Per tutti la beffa di ricevere una indennità integrativa stabilita da una legge del ’92 ma mai adeguata ai parametri Istat. Per gli 80 mila italiani e duemila siciliani arriva adesso un grande vittoria, con una sentenza della Corte europea del diritti umani di Strasburgo. Ma potrebbe essere l’ennesima vittoria di Pirro come avverte il legale palermitano Ermanno Zancla che da anni si occupa di numerosi casi di risarcimento con processi che hanno anche segnato precedenti giuridici di rilievo.

 

Ma andiamo con ordine. La Corte europea dei diritti umani con la sentenza “M.C. ed altri 161 contro Italia” del 3 settembre 2013 ha stabilito che lo Stato deve versare a tutti gli infettati l’indennità integrativa speciale prevista dalla legge 210/1992. Si tratta del diritto a percepire gli arretrati dell’adeguamento Istat per l’indennizzo riconosciuto ai cittadini infettati, a partire dal momento del riconoscimento per legge della loro condizione. La legge del’92 stabiliva che i pazienti infettati hanno diritto a un’indennità che deve essere rivalutata ogni anno in base al tasso d’inflazione. Ma le autorità italiane non hanno mai pagato la rivalutazione annuale e con il decreto legge 78 del 2010 l’hanno abolita.

Ma la Corte costituzionale italiana, con una sentenza del 2011, ha dichiarato incostituzionale il decreto. Un provvedimento, quest’ultimo, ora censurato anche dalla Corte di Strasburgo. Lo Stato italiano non ha fino ad ora “ubbidito” alla Corte Costituzione e adesso dovrà fare i conti con la sentenza di Strasburgo che, tra l’altro, non riguarda solo i 162 ricorrenti che hanno visto accolta la loro tesi, ma anche tutti gli altri italiani che si trovano nelle stesse condizioni. Lo Stato italiano avrà sei mesi di tempo, dal momento in cui la sentenza diventerà definitiva, “per stabilire una data inderogabile” entro cui s’impegna a pagare rapidamente le somme dovute.

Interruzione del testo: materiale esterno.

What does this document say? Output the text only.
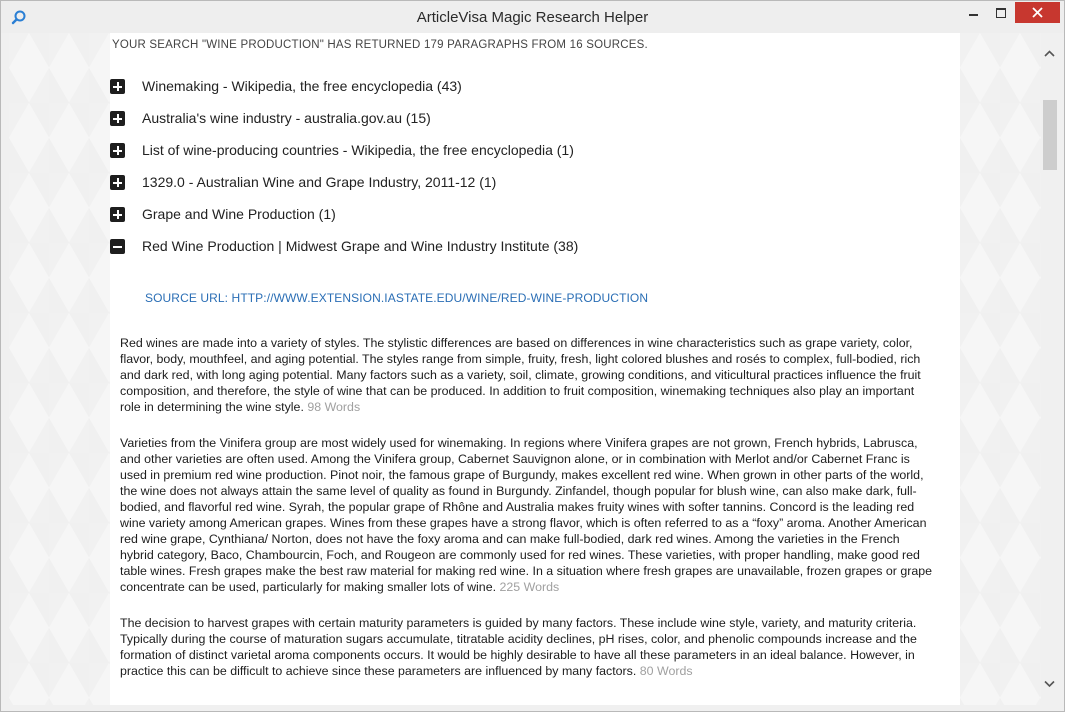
ArticleVisa Magic Research Helper
YOUR SEARCH "WINE PRODUCTION" HAS RETURNED 179 PARAGRAPHS FROM 16 SOURCES.
Winemaking - Wikipedia, the free encyclopedia (43)
Australia's wine industry - australia.gov.au (15)
List of wine-producing countries - Wikipedia, the free encyclopedia (1)
1329.0 - Australian Wine and Grape Industry, 2011-12 (1)
Grape and Wine Production (1)
Red Wine Production | Midwest Grape and Wine Industry Institute (38)
SOURCE URL: HTTP://WWW.EXTENSION.IASTATE.EDU/WINE/RED-WINE-PRODUCTION

Red wines are made into a variety of styles. The stylistic differences are based on differences in wine characteristics such as grape variety, color, flavor, body, mouthfeel, and aging potential. The styles range from simple, fruity, fresh, light colored blushes and rosés to complex, full-bodied, rich and dark red, with long aging potential. Many factors such as a variety, soil, climate, growing conditions, and viticultural practices influence the fruit composition, and therefore, the style of wine that can be produced. In addition to fruit composition, winemaking techniques also play an important role in determining the wine style. 98 Words

Varieties from the Vinifera group are most widely used for winemaking. In regions where Vinifera grapes are not grown, French hybrids, Labrusca, and other varieties are often used. Among the Vinifera group, Cabernet Sauvignon alone, or in combination with Merlot and/or Cabernet Franc is used in premium red wine production. Pinot noir, the famous grape of Burgundy, makes excellent red wine. When grown in other parts of the world, the wine does not always attain the same level of quality as found in Burgundy. Zinfandel, though popular for blush wine, can also make dark, full-bodied, and flavorful red wine. Syrah, the popular grape of Rhône and Australia makes fruity wines with softer tannins. Concord is the leading red wine variety among American grapes. Wines from these grapes have a strong flavor, which is often referred to as a “foxy” aroma. Another American red wine grape, Cynthiana/ Norton, does not have the foxy aroma and can make full-bodied, dark red wines. Among the varieties in the French hybrid category, Baco, Chambourcin, Foch, and Rougeon are commonly used for red wines. These varieties, with proper handling, make good red table wines. Fresh grapes make the best raw material for making red wine. In a situation where fresh grapes are unavailable, frozen grapes or grape concentrate can be used, particularly for making smaller lots of wine. 225 Words

The decision to harvest grapes with certain maturity parameters is guided by many factors. These include wine style, variety, and maturity criteria. Typically during the course of maturation sugars accumulate, titratable acidity declines, pH rises, color, and phenolic compounds increase and the formation of distinct varietal aroma components occurs. It would be highly desirable to have all these parameters in an ideal balance. However, in practice this can be difficult to achieve since these parameters are influenced by many factors. 80 Words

“Si tratta di un successo – spiega il presidente dell’Associazione politrasfusi italiani, Angelo Magrini – attualmente i cittadini infettati ricevono un indennizzo, sulla base della legge 210 di circa 540 euro al mese, pagati bimestralmente. Ora, per effetto della sentenza, i cittadini infettati arriveranno a percepire circa 100 euro in più al mese. Un adeguamento – conclude – che contribuirà al sostenimento delle spese per farmaci e ticket a carico dei malati, ed in costante aumento”.

 

Ma c’è chi frena con l’entusiasmo. Filomena Gallo, Michele De Lucia, Andrea Spinetti – rispettivamente Segretario dell’Associazione Luca Coscioni, Tesoriere di Radicali italiani, membro di radicali Genova – parlano di “una sentenza storica, che colma l’inerzia dello Stato che, nonostante la pronuncia della Consulta, obbliga il danneggiato a ricorrere ai tribunali e a subire i tempi di liquidazione delle sentenze molto lunghi, rendendole immediatamente esecutive solo attraverso il giudizio di ottemperanza del Tar”.

“Sarà curioso vedere – aggiungono, però – come si comporteranno le istituzioni, considerato che allo stato attuale sono in forse addirittura le erogazioni dell’indennizzo stesso da parte delle Regioni, che non ricevono i trasferimenti in materia dal 2010″.

Ancora più chiaro il parere dell’avvocato Ermanno Zancla: “Se il ministero della Sanità non ha preso in considerazione una sentenza della Corte Costituzionale – spiega Zancla a Si24 – perché dovrebbe farlo con la Corte Europea? Teniamo in considerazione che su 80 mila persone sono solo 13 mila quelle che hanno intentato causa. Il timore concreto è che come già accaduto in moltissimi altri casi analoghi lo Stato italiano non pagherà spontaneamente come avrebbe peraltro già dovuto avendo ormai la Corte Costituzionale italiana definitivamente stabilito il medesimo diritto dei danneggiati”.

 

“Si tratta – conclude Zancla – di una somma enorme che il Ministero della salute ha già dimostrato di non volere impiegare a favore dei danneggiati, e che paga solo quando c’è una sentenza che lo costringe a farlo. Crediamo quindi che a maggior ragione i danneggiati che percepiscono l’indennizzo debbano iniziare una azione giudiziaria per l’ottenimento di quanto ormai definitivamente riconosciuto”.